Mr. Tremblay began placer mining a few years ago, a passion he
admitted is stoked more by the thrill of discovery than the
prospect of striking it rich. “When you see gold rimmed along
the bottom of a pan,” he said, “it’s better than sex.”

KENO CITY, Yukon Territory — The journey to the heart of Yukon’s historic mineral wealth started with a question posed to a waitress at the aptly titled Gold Rush hotel in the territorial capital of Whitehorse: What’s the weirdest place in Yukon?

Her answer was a patch of pay dirt around 290 miles north, past endless forests of spruce and golden-leafed aspen, at the end of a gravel road known as the Silver Trail. There lies Keno City, a gold-rush-era relic with about a dozen full-time residents, tap water not fit for human consumption and two bars whose owners haven’t been on speaking terms for more than a decade.

Perched among hills rich in silver, zinc and lead, Keno City began as a Swedish prospector’s staked claim in 1919, its name inspired by a popular gambling game and intended to lure hearty fortune-seekers with the promise of an ore-laden metropolis in Canada’s frigid northern reaches.

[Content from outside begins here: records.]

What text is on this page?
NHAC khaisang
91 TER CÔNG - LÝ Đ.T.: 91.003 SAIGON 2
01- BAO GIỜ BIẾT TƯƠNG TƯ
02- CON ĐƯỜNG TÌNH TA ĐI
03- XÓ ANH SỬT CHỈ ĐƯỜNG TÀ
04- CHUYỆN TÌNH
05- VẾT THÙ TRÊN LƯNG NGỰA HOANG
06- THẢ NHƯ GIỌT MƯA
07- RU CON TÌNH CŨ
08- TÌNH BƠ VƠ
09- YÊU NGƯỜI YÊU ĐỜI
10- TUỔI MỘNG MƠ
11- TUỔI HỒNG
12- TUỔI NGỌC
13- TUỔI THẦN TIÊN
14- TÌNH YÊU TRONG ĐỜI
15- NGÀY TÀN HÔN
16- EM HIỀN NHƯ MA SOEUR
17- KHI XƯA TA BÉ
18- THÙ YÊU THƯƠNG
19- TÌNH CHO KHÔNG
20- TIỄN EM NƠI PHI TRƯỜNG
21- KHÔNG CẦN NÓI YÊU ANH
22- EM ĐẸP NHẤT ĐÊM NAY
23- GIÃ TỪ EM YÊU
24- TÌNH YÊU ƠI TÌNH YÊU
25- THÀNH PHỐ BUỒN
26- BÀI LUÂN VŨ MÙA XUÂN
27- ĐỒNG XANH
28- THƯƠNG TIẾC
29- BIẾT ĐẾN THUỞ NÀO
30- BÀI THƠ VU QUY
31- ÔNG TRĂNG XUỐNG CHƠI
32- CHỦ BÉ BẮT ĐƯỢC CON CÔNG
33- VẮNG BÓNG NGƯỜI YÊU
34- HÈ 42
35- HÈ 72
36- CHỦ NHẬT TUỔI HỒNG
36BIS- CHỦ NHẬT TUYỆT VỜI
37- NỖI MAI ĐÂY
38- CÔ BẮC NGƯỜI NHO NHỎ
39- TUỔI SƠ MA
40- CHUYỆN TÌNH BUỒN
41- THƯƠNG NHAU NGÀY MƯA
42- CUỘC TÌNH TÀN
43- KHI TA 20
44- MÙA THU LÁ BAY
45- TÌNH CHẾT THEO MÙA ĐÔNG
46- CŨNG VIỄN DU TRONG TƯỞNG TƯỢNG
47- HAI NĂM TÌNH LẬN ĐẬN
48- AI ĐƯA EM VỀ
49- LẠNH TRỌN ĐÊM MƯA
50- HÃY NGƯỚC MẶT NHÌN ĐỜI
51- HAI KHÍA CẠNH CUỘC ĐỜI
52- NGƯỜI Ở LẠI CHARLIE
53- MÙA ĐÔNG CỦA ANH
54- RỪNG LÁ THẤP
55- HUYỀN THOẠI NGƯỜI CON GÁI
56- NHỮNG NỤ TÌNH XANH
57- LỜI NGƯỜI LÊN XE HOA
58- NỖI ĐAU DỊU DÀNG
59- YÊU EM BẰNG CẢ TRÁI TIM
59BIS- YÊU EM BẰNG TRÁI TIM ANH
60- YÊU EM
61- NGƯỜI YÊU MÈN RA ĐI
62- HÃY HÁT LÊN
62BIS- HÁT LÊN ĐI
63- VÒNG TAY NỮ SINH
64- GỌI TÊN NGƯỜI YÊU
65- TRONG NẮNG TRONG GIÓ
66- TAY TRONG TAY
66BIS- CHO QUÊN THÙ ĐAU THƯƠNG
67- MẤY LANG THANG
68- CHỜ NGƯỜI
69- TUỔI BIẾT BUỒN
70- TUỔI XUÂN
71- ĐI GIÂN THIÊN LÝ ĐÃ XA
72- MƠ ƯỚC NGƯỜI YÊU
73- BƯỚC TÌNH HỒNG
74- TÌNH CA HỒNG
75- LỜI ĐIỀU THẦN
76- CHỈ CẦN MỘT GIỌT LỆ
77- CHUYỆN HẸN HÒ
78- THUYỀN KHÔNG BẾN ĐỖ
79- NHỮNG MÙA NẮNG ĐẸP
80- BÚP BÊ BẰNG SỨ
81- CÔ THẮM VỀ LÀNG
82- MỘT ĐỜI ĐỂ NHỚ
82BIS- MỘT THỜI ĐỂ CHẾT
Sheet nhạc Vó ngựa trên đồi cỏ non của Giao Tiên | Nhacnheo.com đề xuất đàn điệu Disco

People made a go of it here for 70 years, as the region became one of Canada’s largest producers of silver. But in 1989, the town was largely emptied by the closure of the United Keno Hill Mine. That turned the nearby company town of Elsa into a ghost town and prompted even the most stubborn holdouts to rebrand their beloved mining outpost as a quirky testament to human tenacity.

“You walk into a place like Keno and you’re like: ‘What? How many people live here, 12?’,” said Dirk Rentmeister, 57, a former miner who grew up in Keno and was drying out a freshly detached moose head in his driveway.

For the record, the population is 20, according to the 2016 census, but that includes part-time residents like Mr. Rentmeister, the owner of the Silvermoon Bunkhouse motel, who returns each summer to capitalize on visitors’ desires for nostalgia, nature and all-terrain-vehicle rides through the wilderness.